Om millennials te bereiken kan Instagram dus gezien worden als het ultieme sociale medium waar deze doelgroep op bereikt kan worden. Dan rijst echter de vraag of de millennials het beste benaderd kunnen worden middels user-generated content of middels marketing-generated content. Om dit te onderzoeken is de volgende onderzoeksvraag opgesteld:

‘In hoeverre heeft user-generated content een ander effect dan marketing-generated content via Instagram op de intentie van een hoger opgeleide millenial om een restaurantreservering te maken in Nederland?'

Om de onderzoeksvraag te beantwoorden is er een aantal deelvragen geformuleerd. Mede dankzij de beantwoording van de deelvragen kan er een antwoord geformuleerd worden op de bovenstaande onderzoeksvraag. De deelvragen luiden als volgt:

1. In hoeverre heeft contenttype (UGC vs. MGC) invloed op de attitude van de consument ten opzichte van Instagramberichten, op de algemene indruk die de consument heeft van de Instagramberichten en op de aantrekkelijkheid van de Instagramberichten? En in hoeverre hebben algemene indruk en aantrekkelijkheid ook invloed op de attitude? 2. In hoeverre hebben contenttype (UGC vs. MGC) en de attitude van de consument ten

opzichte van Instagramberichten invloed op de intentie tot het maken van een restaurantreservering?

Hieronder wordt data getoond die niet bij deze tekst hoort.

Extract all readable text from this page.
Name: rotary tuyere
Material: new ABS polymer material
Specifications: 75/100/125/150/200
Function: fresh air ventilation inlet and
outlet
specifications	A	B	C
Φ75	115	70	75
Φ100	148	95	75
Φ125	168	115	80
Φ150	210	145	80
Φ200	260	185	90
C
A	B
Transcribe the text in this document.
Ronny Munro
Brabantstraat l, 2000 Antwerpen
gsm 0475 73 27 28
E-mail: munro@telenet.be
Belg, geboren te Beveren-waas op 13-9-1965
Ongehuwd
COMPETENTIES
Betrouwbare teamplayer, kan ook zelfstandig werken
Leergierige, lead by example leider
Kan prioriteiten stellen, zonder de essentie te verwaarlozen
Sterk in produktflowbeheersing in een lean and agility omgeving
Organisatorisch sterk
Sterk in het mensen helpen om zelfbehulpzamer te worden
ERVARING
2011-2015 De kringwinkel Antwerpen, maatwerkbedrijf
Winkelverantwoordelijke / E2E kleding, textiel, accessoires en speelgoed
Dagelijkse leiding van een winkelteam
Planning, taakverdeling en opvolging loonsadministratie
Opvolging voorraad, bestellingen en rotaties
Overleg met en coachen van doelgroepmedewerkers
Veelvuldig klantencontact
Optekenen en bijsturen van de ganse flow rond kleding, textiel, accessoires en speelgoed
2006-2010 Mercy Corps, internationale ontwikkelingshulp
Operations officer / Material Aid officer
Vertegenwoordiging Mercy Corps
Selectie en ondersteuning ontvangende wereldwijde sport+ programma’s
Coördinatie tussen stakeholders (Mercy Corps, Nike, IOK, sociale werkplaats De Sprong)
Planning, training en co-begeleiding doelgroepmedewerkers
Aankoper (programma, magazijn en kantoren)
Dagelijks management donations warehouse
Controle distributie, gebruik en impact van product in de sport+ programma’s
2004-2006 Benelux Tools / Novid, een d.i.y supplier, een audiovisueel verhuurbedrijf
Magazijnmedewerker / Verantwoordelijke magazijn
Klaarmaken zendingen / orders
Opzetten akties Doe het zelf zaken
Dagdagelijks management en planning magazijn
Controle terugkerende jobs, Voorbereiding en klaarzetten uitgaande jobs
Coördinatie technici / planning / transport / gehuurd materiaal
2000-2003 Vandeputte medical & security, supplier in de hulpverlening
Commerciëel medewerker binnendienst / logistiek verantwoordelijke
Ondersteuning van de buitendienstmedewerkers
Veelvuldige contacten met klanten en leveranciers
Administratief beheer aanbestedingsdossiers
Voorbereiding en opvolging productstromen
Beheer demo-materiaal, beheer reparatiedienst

3. In hoeverre heeft de waargenomen descriptieve norm invloed op de intentie tot het maken van een restaurantreservering?

(15)

14 Methode

Voor een juiste beantwoording van de onderzoeksvraag is in het huidige onderzoek gebruik gemaakt van triangulatie. Er werden drie soorten onderzoeksmethoden gekoppeld: een A-B-test, een enquête en expert-interviews. De resultaten van de onderzoeksmethoden werden vervolgens gekoppeld om zo tot een zo betrouwbaar mogelijk resultaat te komen.

Materiaal

Survey

Het stimulusmateriaal bestond uit zes verschillende Instagram-berichten. Drie berichten werden geplaatst vanuit de organisatie, het restaurant. De andere drie berichten werden geplaatst vanuit de consument. Er zal onderscheid worden gemaakt tussen de berichten op de hieronder beschreven manier.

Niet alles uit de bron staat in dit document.